Glad you found a model that could use that much text. Are you trying to have people ask questions of the documents? To find more info?

An Agent may not be very useful with that much content. You could also move your data into a vector store in smaller chunks, and have the agent use the document’s data.

Let me know if you are looking for a solution like that.

Best,

Robert

Affaaf · June 17, 2025, 1:22am

I am trying to compile news about same topic from different sources. I then want to send them in a google doc. Initially I was thinking of extracting news from different news website and then merge the news that are similar but that is not working out so I am going to change my approach and now get news from one source and then get matching news from different http request nodes and see how that goes.

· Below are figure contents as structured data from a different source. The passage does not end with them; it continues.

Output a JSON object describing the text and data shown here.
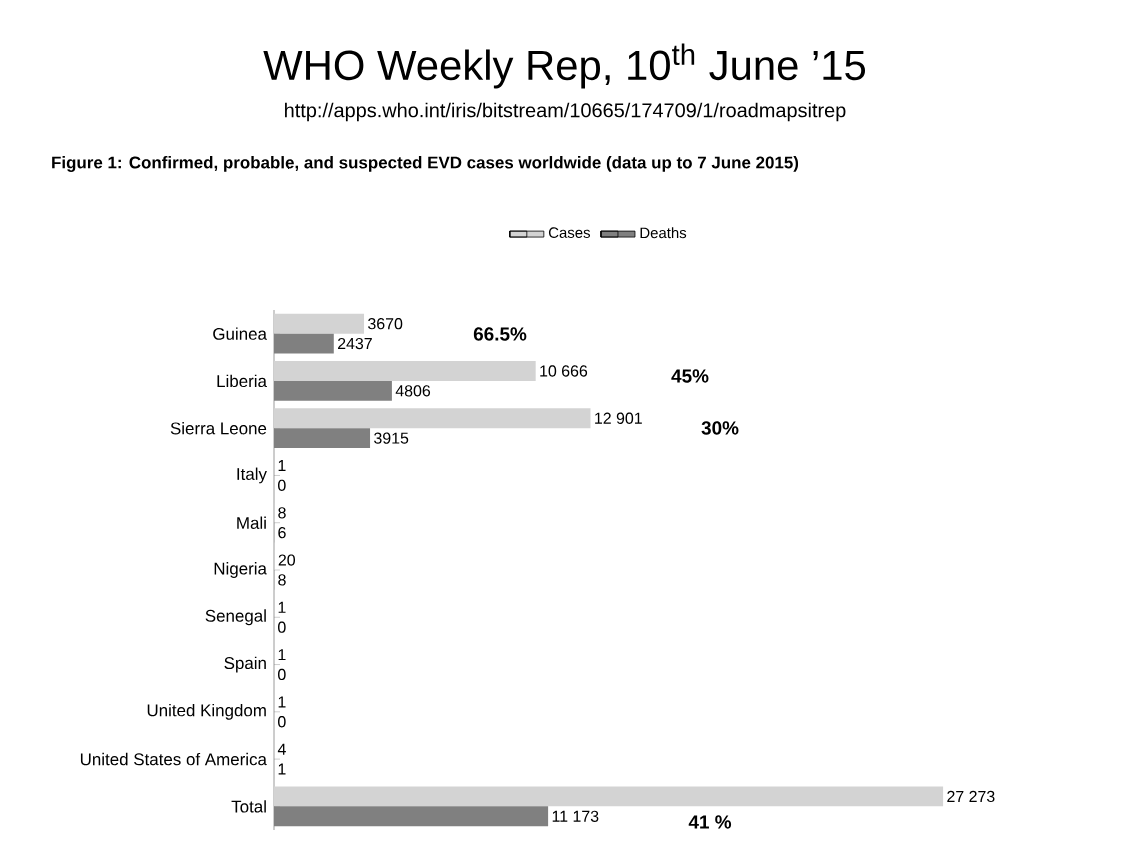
{
  "chart_data": {
    "type": "bar",
    "orientation": "horizontal",
    "title": "WHO Weekly Rep, 10$^{th}$ June ’15",
    "subtitle": "http://apps.who.int/iris/bitstream/10665/174709/1/roadmapsitrep",
    "categories": [
      "Guinea",
      "Liberia",
      "Sierra Leone",
      "Italy",
      "Mali",
      "Nigeria",
      "Senegal",
      "Spain",
      "United Kingdom",
      "United States of America",
      "Total"
    ],
    "series": [
      {
        "name": "Cases",
        "color": "#d3d3d3",
        "values": [
          3670,
          10666,
          12901,
          1,
          8,
          20,
          1,
          1,
          1,
          4,
          27273
        ],
        "value_labels": [
          "3670",
          "10 666",
          "12 901",
          "1",
          "8",
          "20",
          "1",
          "1",
          "1",
          "4",
          "27 273"
        ]
      },
      {
        "name": "Deaths",
        "color": "#808080",
        "values": [
          2437,
          4806,
          3915,
          0,
          6,
          8,
          0,
          0,
          0,
          1,
          11173
        ],
        "value_labels": [
          "2437",
          "4806",
          "3915",
          "0",
          "6",
          "8",
          "0",
          "0",
          "0",
          "1",
          "11 173"
        ]
      }
    ],
    "legend": "top",
    "annotations": [
      "Figure 1: Confirmed, probable, and suspected EVD cases worldwide (data up to 7 June 2015)",
      "66.5%",
      "45%",
      "30%",
      "41 %"
    ]
  }
}
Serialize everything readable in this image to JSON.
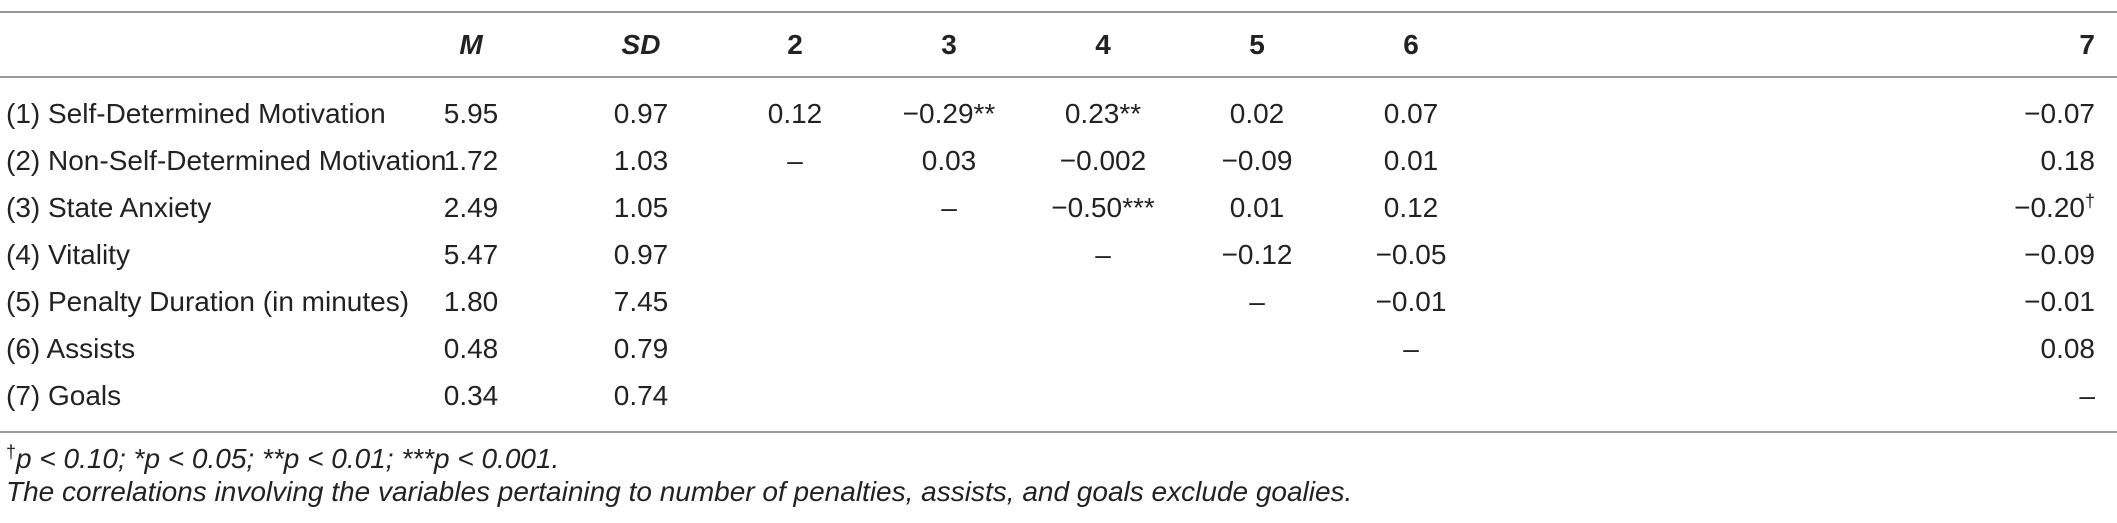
{
  "table": {
    "headers": [
      "",
      "M",
      "SD",
      "2",
      "3",
      "4",
      "5",
      "6",
      "7"
    ],
    "rows": [
      {
        "label": "(1) Self-Determined Motivation",
        "cells": [
          "5.95",
          "0.97",
          "0.12",
          "−0.29**",
          "0.23**",
          "0.02",
          "0.07",
          "−0.07"
        ]
      },
      {
        "label": "(2) Non-Self-Determined Motivation",
        "cells": [
          "1.72",
          "1.03",
          "–",
          "0.03",
          "−0.002",
          "−0.09",
          "0.01",
          "0.18"
        ]
      },
      {
        "label": "(3) State Anxiety",
        "cells": [
          "2.49",
          "1.05",
          "",
          "–",
          "−0.50***",
          "0.01",
          "0.12",
          "−0.20"
        ]
      },
      {
        "label": "(4) Vitality",
        "cells": [
          "5.47",
          "0.97",
          "",
          "",
          "–",
          "−0.12",
          "−0.05",
          "−0.09"
        ]
      },
      {
        "label": "(5) Penalty Duration (in minutes)",
        "cells": [
          "1.80",
          "7.45",
          "",
          "",
          "",
          "–",
          "−0.01",
          "−0.01"
        ]
      },
      {
        "label": "(6) Assists",
        "cells": [
          "0.48",
          "0.79",
          "",
          "",
          "",
          "",
          "–",
          "0.08"
        ]
      },
      {
        "label": "(7) Goals",
        "cells": [
          "0.34",
          "0.74",
          "",
          "",
          "",
          "",
          "",
          "–"
        ]
      }
    ],
    "dagger_symbol": "†"
  },
  "notes": {
    "dagger": "†",
    "significance": "p < 0.10; *p < 0.05; **p < 0.01; ***p < 0.001.",
    "exclusion": "The correlations involving the variables pertaining to number of penalties, assists, and goals exclude goalies."
  }
}
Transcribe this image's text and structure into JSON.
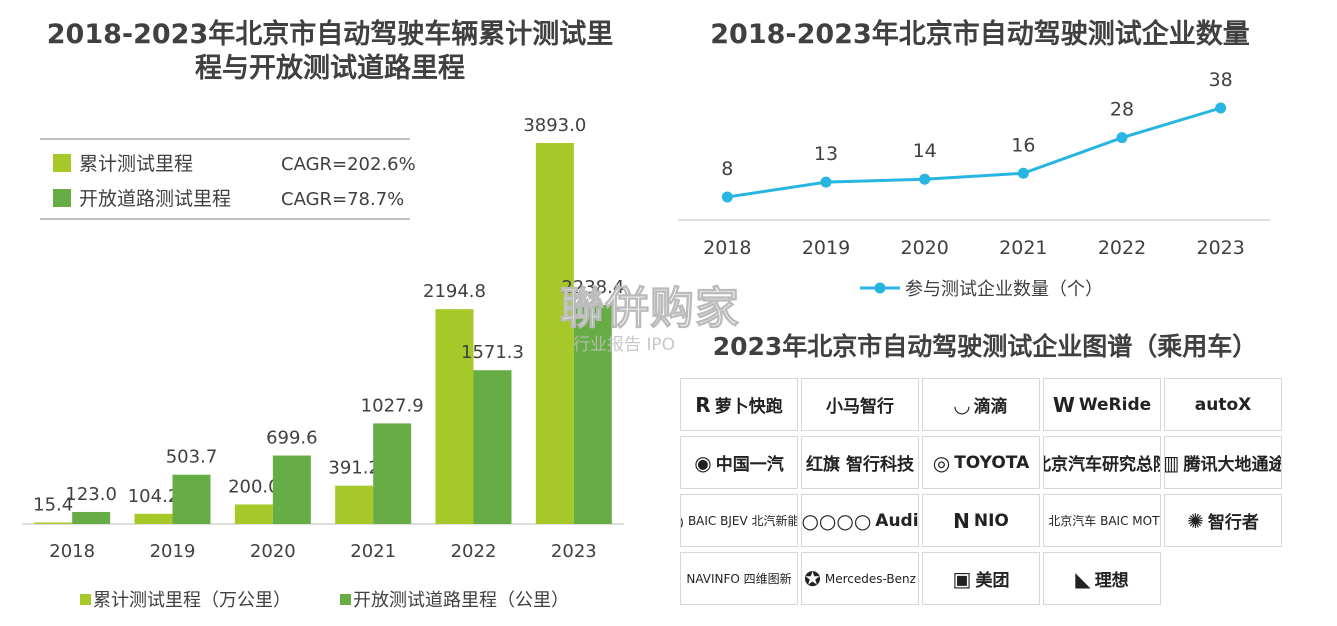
{
  "left_title": "2018-2023年北京市自动驾驶车辆累计测试里程与开放测试道路里程",
  "right_title": "2018-2023年北京市自动驾驶测试企业数量",
  "logo_title": "2023年北京市自动驾驶测试企业图谱（乘用车）",
  "watermark": "聯併购家",
  "watermark_sub": "行业报告 IPO",
  "colors": {
    "light_green": "#a6c828",
    "dark_green": "#67ad45",
    "line_blue": "#27b5e2",
    "text": "#404040"
  },
  "chart_data": [
    {
      "type": "bar",
      "categories": [
        "2018",
        "2019",
        "2020",
        "2021",
        "2022",
        "2023"
      ],
      "series": [
        {
          "name": "累计测试里程（万公里）",
          "values": [
            15.4,
            104.2,
            200.0,
            391.2,
            2194.8,
            3893.0
          ],
          "color": "#a6c828"
        },
        {
          "name": "开放测试道路里程（公里）",
          "values": [
            123.0,
            503.7,
            699.6,
            1027.9,
            1571.3,
            2238.4
          ],
          "color": "#67ad45"
        }
      ],
      "ylim": [
        0,
        4000
      ],
      "legend_box": [
        {
          "label": "累计测试里程",
          "cagr": "CAGR=202.6%",
          "color": "#a6c828"
        },
        {
          "label": "开放道路测试里程",
          "cagr": "CAGR=78.7%",
          "color": "#67ad45"
        }
      ],
      "legend_position": "bottom"
    },
    {
      "type": "line",
      "categories": [
        "2018",
        "2019",
        "2020",
        "2021",
        "2022",
        "2023"
      ],
      "series": [
        {
          "name": "参与测试企业数量（个）",
          "values": [
            8,
            13,
            14,
            16,
            28,
            38
          ],
          "color": "#27b5e2"
        }
      ],
      "ylim": [
        0,
        40
      ],
      "legend_position": "bottom"
    }
  ],
  "logos": [
    {
      "label": "萝卜快跑",
      "mark": "R"
    },
    {
      "label": "小马智行",
      "mark": ""
    },
    {
      "label": "滴滴",
      "mark": "◡"
    },
    {
      "label": "WeRide",
      "mark": "W"
    },
    {
      "label": "autoX",
      "mark": ""
    },
    {
      "label": "中国一汽",
      "mark": "◉"
    },
    {
      "label": "红旗 智行科技",
      "mark": ""
    },
    {
      "label": "TOYOTA",
      "mark": "◎"
    },
    {
      "label": "北京汽车研究总院",
      "mark": ""
    },
    {
      "label": "腾讯大地通途",
      "mark": "▥"
    },
    {
      "label": "BAIC BJEV 北汽新能源",
      "mark": "◎"
    },
    {
      "label": "Audi",
      "mark": "○○○○"
    },
    {
      "label": "NIO",
      "mark": "N"
    },
    {
      "label": "北京汽车 BAIC MOTOR",
      "mark": "◎"
    },
    {
      "label": "智行者",
      "mark": "✺"
    },
    {
      "label": "NAVINFO 四维图新",
      "mark": ""
    },
    {
      "label": "Mercedes-Benz",
      "mark": "✪"
    },
    {
      "label": "美团",
      "mark": "▣"
    },
    {
      "label": "理想",
      "mark": "◣"
    },
    {
      "label": "",
      "mark": ""
    }
  ]
}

Like I said I am very new to n8n and am still understanding the functionality. I will look into the vector store and what is that. Right now I have gotten stuck with credential for google doc. Have you ever tried them?

rbreen · June 17, 2025, 3:05am

@Affaaf

Are you looking to summarize content from multiple sources, then send out a google doc?

What error are you getting?

Affaaf · June 17, 2025, 3:11am

yes that is waht I am doing. I have managed to do so. Now I just need to put the similar news together under one big heading. Any idea, how to do so? I tried the sql query in the merge node but it didnt work since the data coming from different sources had different wordings despite talking about the same topic

rbreen · June 17, 2025, 10:30pm

Hi @Affaaf

Try sending both outputs into an ai agent. Use a system message to say something like…

“Combine these two summarizations into one clean document detailing the topic”

If this response helped you, please click the heart to show that it is useful
If this response solved your issue, mark it as the solution to help the community

rbreen · June 18, 2025, 3:52pm

@Affaaf

Let me know if you were able to solve your issue. Or if you need more help.

Affaaf · June 18, 2025, 11:26pm

Actually I have not been. I am trying another approach and will tell you how it went. With AI agent, the agrent returns data in 1 item. I would prefer to get it into multiple items.

Affaaf · June 18, 2025, 11:28pm

Another issue that I am seeing is that only one news is being extracted from the html node. I am trying ot understand why would it get only one news item when in the http node I see many links.

rbreen · June 20, 2025, 3:46pm

@Affaaf

Can you paste your workflow into a preformatted text block so I can see you html node?

Affaaf · June 21, 2025, 12:40am

here is the json file.

Let me know if it is helpful. I am still workign on it so it is full of errors but you can see the http and html nodes and their content. I am able to extract multiple articles I think. But some of the information is not in the form I want. I don’t want the links in the output. Just the news from those links. Which I am still working on how to extract. Any idea?